Designer sind in einer einzigartigen Position, um die Art und Weise, wie und woraus Dinge hergestellt werden, zu verändern. Eine wachsende Zahl von Kreativen hat bereits eine aktive Rolle beim Übergang zu einer Kreislaufwirtschaft übernommen. Es gibt viele gute Beispiele: Wie Freitag, die beliebte Kuriertaschenserie der Grafikdesigner Markus und Daniel Freitag. Ihre Produkte sind so wiederverwertbar wie möglich und verwenden recycelte Lkw-Planen und Autosicherheitsgurte als Rohmaterial. Oder Soapbottle, eine innovative Art der Kosmetikverpackung, die zu 100% biologisch abbaubar und auflösbar ist. Ein weiteres spannendes Projekt ist das kürzlich gestartete B- Warenhaus, Berlins erstes Second-Hand-Kaufhaus und Reparaturzentrum. Diese Initiativen stimmen uns optimistisch, aber wir müssen noch weitere Schritte unternehmen. Die Design-Community muss sich jetzt mehr denn je trauen, die Führung zu übernehmen und ihr kreatives Potenzial en masse einzusetzen.

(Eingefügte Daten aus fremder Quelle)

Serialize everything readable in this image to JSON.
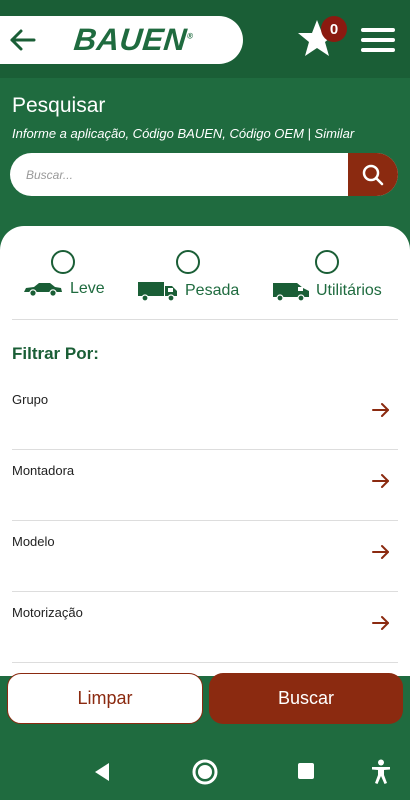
{
  "header": {
    "logo_text": "BAUEN",
    "logo_reg": "®",
    "favorites_count": "0"
  },
  "search": {
    "title": "Pesquisar",
    "subtitle": "Informe a aplicação, Código BAUEN, Código OEM | Similar",
    "placeholder": "Buscar..."
  },
  "vehicle_types": [
    {
      "label": "Leve"
    },
    {
      "label": "Pesada"
    },
    {
      "label": "Utilitários"
    }
  ],
  "filters": {
    "title": "Filtrar Por:",
    "items": [
      {
        "label": "Grupo"
      },
      {
        "label": "Montadora"
      },
      {
        "label": "Modelo"
      },
      {
        "label": "Motorização"
      }
    ]
  },
  "actions": {
    "clear_label": "Limpar",
    "search_label": "Buscar"
  },
  "colors": {
    "brand_green": "#1f6b3f",
    "accent_red": "#8b2a10"
  }
}
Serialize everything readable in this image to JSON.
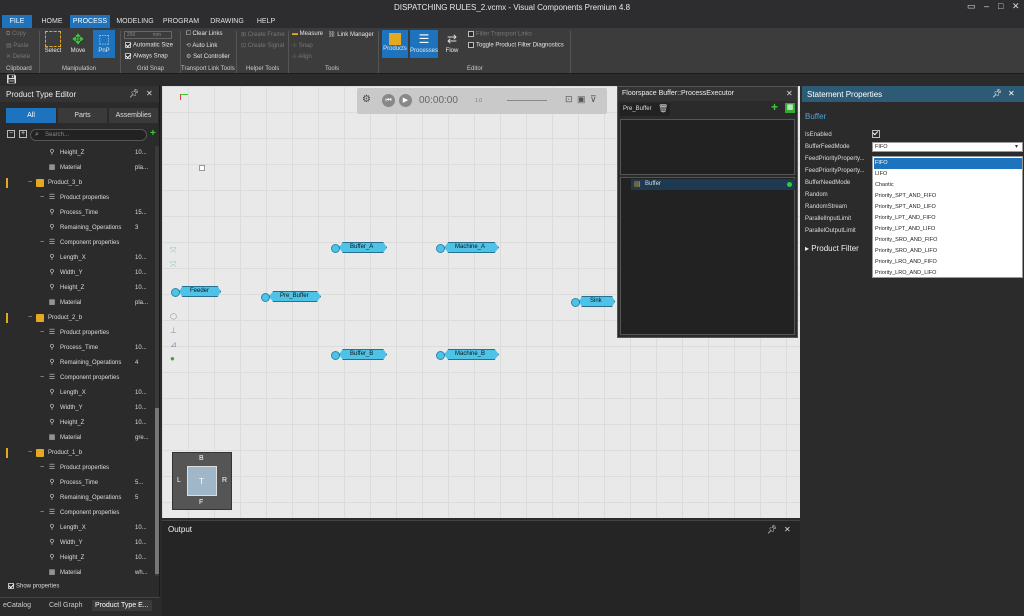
{
  "window": {
    "title": "DISPATCHING RULES_2.vcmx - Visual Components Premium 4.8"
  },
  "menu": {
    "tabs": [
      "FILE",
      "HOME",
      "PROCESS",
      "MODELING",
      "PROGRAM",
      "DRAWING",
      "HELP"
    ],
    "active": "PROCESS"
  },
  "ribbon": {
    "clipboard": {
      "copy": "Copy",
      "paste": "Paste",
      "delete": "Delete",
      "group": "Clipboard"
    },
    "manipulation": {
      "select": "Select",
      "move": "Move",
      "pnp": "PnP",
      "group": "Manipulation"
    },
    "grid_snap": {
      "size_value": "250",
      "size_unit": "mm",
      "automatic_size": "Automatic Size",
      "always_snap": "Always Snap",
      "group": "Grid Snap"
    },
    "transport_link": {
      "clear_links": "Clear Links",
      "auto_link": "Auto Link",
      "set_controller": "Set Controller",
      "group": "Transport Link Tools"
    },
    "helper_tools": {
      "create_frame": "Create Frame",
      "create_signal": "Create Signal",
      "group": "Helper Tools"
    },
    "tools": {
      "measure": "Measure",
      "link_manager": "Link Manager",
      "snap": "Snap",
      "align": "Align",
      "group": "Tools"
    },
    "editor": {
      "products": "Products",
      "processes": "Processes",
      "flow": "Flow",
      "filter_transport_links": "Filter Transport Links",
      "toggle_product_filter": "Toggle Product Filter Diagnostics",
      "group": "Editor"
    }
  },
  "left_panel": {
    "title": "Product Type Editor",
    "tabs": [
      "All",
      "Parts",
      "Assemblies"
    ],
    "search_placeholder": "Search...",
    "rows": [
      {
        "label": "Height_Z",
        "value": "10...",
        "indent": 60,
        "icon": "ruler"
      },
      {
        "label": "Material",
        "value": "pla...",
        "indent": 60,
        "icon": "grid"
      },
      {
        "label": "Product_3_b",
        "value": "",
        "indent": 48,
        "icon": "product",
        "top": true
      },
      {
        "label": "Product properties",
        "value": "",
        "indent": 60,
        "icon": "list",
        "minus": true
      },
      {
        "label": "Process_Time",
        "value": "15...",
        "indent": 60,
        "icon": "ruler"
      },
      {
        "label": "Remaining_Operations",
        "value": "3",
        "indent": 60,
        "icon": "ruler"
      },
      {
        "label": "Component properties",
        "value": "",
        "indent": 60,
        "icon": "list",
        "minus": true
      },
      {
        "label": "Length_X",
        "value": "10...",
        "indent": 60,
        "icon": "ruler"
      },
      {
        "label": "Width_Y",
        "value": "10...",
        "indent": 60,
        "icon": "ruler"
      },
      {
        "label": "Height_Z",
        "value": "10...",
        "indent": 60,
        "icon": "ruler"
      },
      {
        "label": "Material",
        "value": "pla...",
        "indent": 60,
        "icon": "grid"
      },
      {
        "label": "Product_2_b",
        "value": "",
        "indent": 48,
        "icon": "product",
        "top": true
      },
      {
        "label": "Product properties",
        "value": "",
        "indent": 60,
        "icon": "list",
        "minus": true
      },
      {
        "label": "Process_Time",
        "value": "10...",
        "indent": 60,
        "icon": "ruler"
      },
      {
        "label": "Remaining_Operations",
        "value": "4",
        "indent": 60,
        "icon": "ruler"
      },
      {
        "label": "Component properties",
        "value": "",
        "indent": 60,
        "icon": "list",
        "minus": true
      },
      {
        "label": "Length_X",
        "value": "10...",
        "indent": 60,
        "icon": "ruler"
      },
      {
        "label": "Width_Y",
        "value": "10...",
        "indent": 60,
        "icon": "ruler"
      },
      {
        "label": "Height_Z",
        "value": "10...",
        "indent": 60,
        "icon": "ruler"
      },
      {
        "label": "Material",
        "value": "gre...",
        "indent": 60,
        "icon": "grid"
      },
      {
        "label": "Product_1_b",
        "value": "",
        "indent": 48,
        "icon": "product",
        "top": true
      },
      {
        "label": "Product properties",
        "value": "",
        "indent": 60,
        "icon": "list",
        "minus": true
      },
      {
        "label": "Process_Time",
        "value": "5...",
        "indent": 60,
        "icon": "ruler"
      },
      {
        "label": "Remaining_Operations",
        "value": "5",
        "indent": 60,
        "icon": "ruler"
      },
      {
        "label": "Component properties",
        "value": "",
        "indent": 60,
        "icon": "list",
        "minus": true
      },
      {
        "label": "Length_X",
        "value": "10...",
        "indent": 60,
        "icon": "ruler"
      },
      {
        "label": "Width_Y",
        "value": "10...",
        "indent": 60,
        "icon": "ruler"
      },
      {
        "label": "Height_Z",
        "value": "10...",
        "indent": 60,
        "icon": "ruler"
      },
      {
        "label": "Material",
        "value": "wh...",
        "indent": 60,
        "icon": "grid"
      }
    ],
    "show_properties": "Show properties",
    "bottom_tabs": [
      "eCatalog",
      "Cell Graph",
      "Product Type E..."
    ]
  },
  "simulation": {
    "time": "00:00:00",
    "speed": "1.0"
  },
  "nodes": {
    "feeder": "Feeder",
    "pre_buffer": "Pre_Buffer",
    "buffer_a": "Buffer_A",
    "machine_a": "Machine_A",
    "buffer_b": "Buffer_B",
    "machine_b": "Machine_B",
    "sink": "Sink"
  },
  "navcube": {
    "top": "B",
    "left": "L",
    "center": "T",
    "right": "R",
    "bottom": "F"
  },
  "floorspace": {
    "title": "Floorspace Buffer::ProcessExecutor",
    "tab": "Pre_Buffer",
    "item": "Buffer"
  },
  "output": {
    "title": "Output"
  },
  "statement_properties": {
    "title": "Statement Properties",
    "section": "Buffer",
    "props": [
      "IsEnabled",
      "BufferFeedMode",
      "FeedPriorityProperty...",
      "FeedPriorityProperty...",
      "BufferNeedMode",
      "Random",
      "RandomStream",
      "ParallelInputLimit",
      "ParallelOutputLimit"
    ],
    "feed_mode_value": "FIFO",
    "options": [
      "FIFO",
      "LIFO",
      "Chaotic",
      "Priority_SPT_AND_FIFO",
      "Priority_SPT_AND_LIFO",
      "Priority_LPT_AND_FIFO",
      "Priority_LPT_AND_LIFO",
      "Priority_SRO_AND_FIFO",
      "Priority_SRO_AND_LIFO",
      "Priority_LRO_AND_FIFO",
      "Priority_LRO_AND_LIFO"
    ],
    "product_filter": "Product Filter"
  },
  "colors": {
    "accent": "#1e73be",
    "node": "#4ec3e8",
    "product": "#e5a823"
  }
}
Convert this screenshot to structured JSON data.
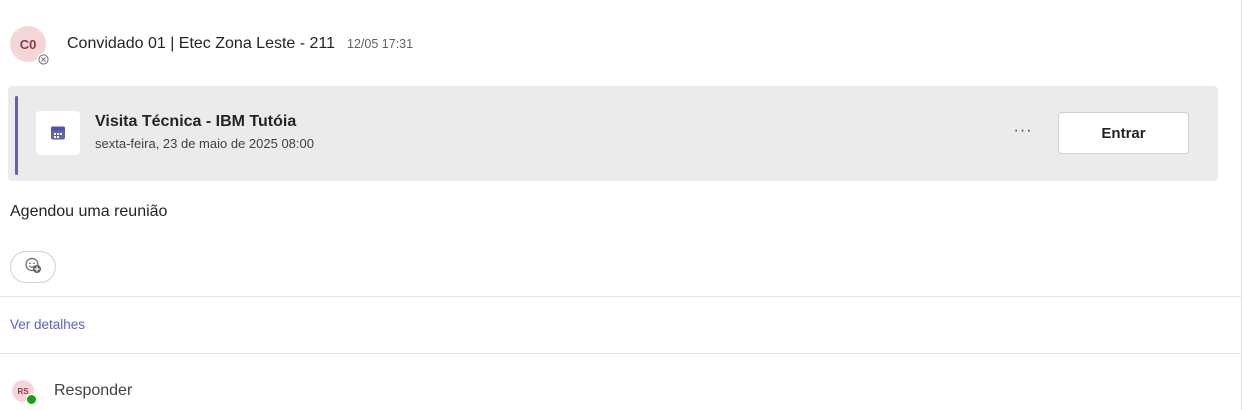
{
  "post": {
    "author_initials": "C0",
    "author": "Convidado 01 | Etec Zona Leste - 211",
    "timestamp": "12/05 17:31",
    "author_status_icon": "unknown-status-icon"
  },
  "meeting_card": {
    "icon": "calendar-icon",
    "title": "Visita Técnica - IBM Tutóia",
    "datetime": "sexta-feira, 23 de maio de 2025 08:00",
    "more_label": "···",
    "join_label": "Entrar",
    "accent_color": "#6264a7"
  },
  "message": {
    "text": "Agendou uma reunião"
  },
  "reaction": {
    "icon": "add-reaction-icon"
  },
  "details": {
    "label": "Ver detalhes",
    "color": "#5b5fc7"
  },
  "reply": {
    "avatar_initials": "RS",
    "label": "Responder",
    "presence_color": "#13a10e"
  }
}
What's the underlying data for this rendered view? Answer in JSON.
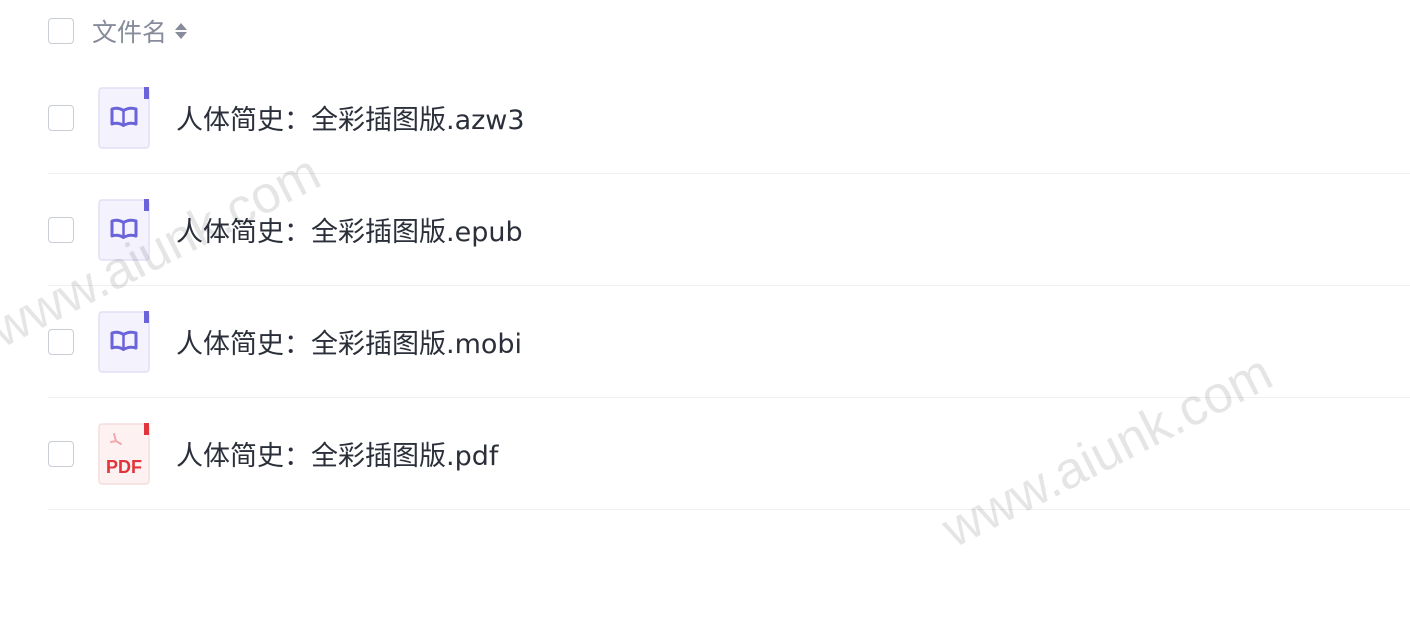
{
  "header": {
    "column_label": "文件名",
    "sort_icon": "sort-caret-icon"
  },
  "files": [
    {
      "name": "人体简史：全彩插图版.azw3",
      "icon": "ebook-icon",
      "icon_color": "#6b63d9"
    },
    {
      "name": "人体简史：全彩插图版.epub",
      "icon": "ebook-icon",
      "icon_color": "#6b63d9"
    },
    {
      "name": "人体简史：全彩插图版.mobi",
      "icon": "ebook-icon",
      "icon_color": "#6b63d9"
    },
    {
      "name": "人体简史：全彩插图版.pdf",
      "icon": "pdf-icon",
      "icon_color": "#e0363b",
      "icon_label": "PDF"
    }
  ],
  "watermarks": [
    "www.aiunk.com",
    "www.aiunk.com"
  ],
  "colors": {
    "ebook_accent": "#6b63d9",
    "pdf_accent": "#e0363b",
    "divider": "#eef0f3"
  }
}
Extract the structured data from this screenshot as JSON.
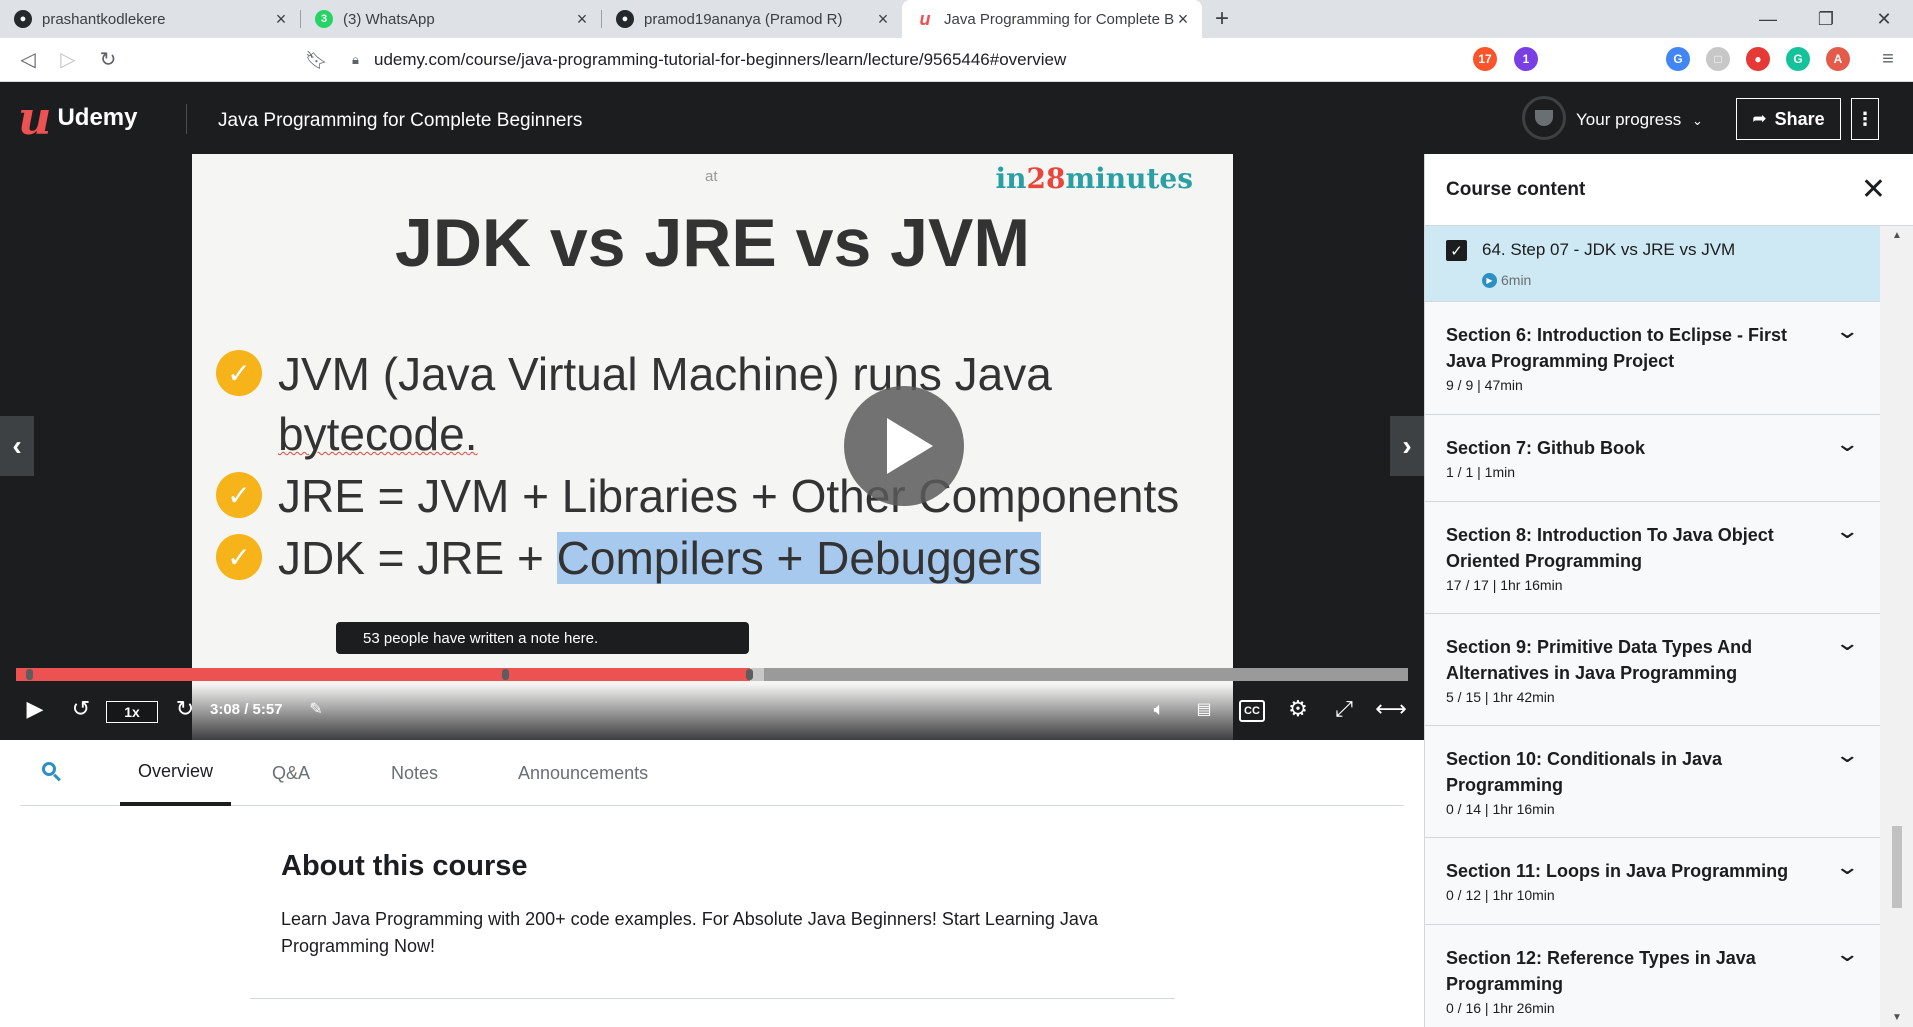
{
  "browser": {
    "tabs": [
      {
        "title": "prashantkodlekere",
        "favicon": "github-icon"
      },
      {
        "title": "(3) WhatsApp",
        "favicon": "whatsapp-icon",
        "badge": "3"
      },
      {
        "title": "pramod19ananya (Pramod R)",
        "favicon": "github-icon"
      },
      {
        "title": "Java Programming for Complete B",
        "favicon": "udemy-icon",
        "active": true
      }
    ],
    "url": "udemy.com/course/java-programming-tutorial-for-beginners/learn/lecture/9565446#overview",
    "extension_badges": [
      "17",
      "1"
    ]
  },
  "header": {
    "logo_text": "Udemy",
    "course_title": "Java Programming for Complete Beginners",
    "progress_label": "Your progress",
    "share_label": "Share"
  },
  "video": {
    "slide": {
      "at": "at",
      "brand_prefix": "in",
      "brand_number": "28",
      "brand_suffix": "minutes",
      "heading": "JDK vs JRE vs JVM",
      "bullet1_line1": "JVM (Java Virtual Machine) runs Java",
      "bullet1_line2": "bytecode.",
      "bullet2": "JRE = JVM + Libraries + Other Components",
      "bullet3_pre": "JDK = JRE + ",
      "bullet3_highlight": "Compilers + Debuggers"
    },
    "note_tooltip": "53 people have written a note here.",
    "speed": "1x",
    "time": "3:08 / 5:57",
    "progress_fraction": 0.527,
    "buffer_fraction": 0.537,
    "cc_label": "CC"
  },
  "lower_tabs": [
    "Overview",
    "Q&A",
    "Notes",
    "Announcements"
  ],
  "about": {
    "title": "About this course",
    "description": "Learn Java Programming with 200+ code examples. For Absolute Java Beginners! Start Learning Java Programming Now!"
  },
  "sidebar": {
    "title": "Course content",
    "current_lecture": {
      "title": "64. Step 07 - JDK vs JRE vs JVM",
      "duration": "6min"
    },
    "sections": [
      {
        "title": "Section 6: Introduction to Eclipse - First Java Programming Project",
        "meta": "9 / 9 | 47min"
      },
      {
        "title": "Section 7: Github Book",
        "meta": "1 / 1 | 1min"
      },
      {
        "title": "Section 8: Introduction To Java Object Oriented Programming",
        "meta": "17 / 17 | 1hr 16min"
      },
      {
        "title": "Section 9: Primitive Data Types And Alternatives in Java Programming",
        "meta": "5 / 15 | 1hr 42min"
      },
      {
        "title": "Section 10: Conditionals in Java Programming",
        "meta": "0 / 14 | 1hr 16min"
      },
      {
        "title": "Section 11: Loops in Java Programming",
        "meta": "0 / 12 | 1hr 10min"
      },
      {
        "title": "Section 12: Reference Types in Java Programming",
        "meta": "0 / 16 | 1hr 26min"
      }
    ]
  }
}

Als Leiter der designorientierten Organisation What Design Can Do werde ich die Initiative ergreifen und ein langfristiges Müllvermeidungs-Programm in den Niederlanden und anderen Ländern, darunter Brasilien, Mexiko, Kenia, Indien und Japan, ins Leben rufen. Dieses Program führen wir in enger Zusammenarbeit und mit großzügiger Unterstützung der IKEA Stiftung durch. Das Ganze beginnt mit einem globalen Design-Wettbewerb, für den ab heute Einsendungen möglich sind. Designer, kreative Unternehmer und Innovatoren – machen Sie mit! Es gilt keine Zeit zu verlieren.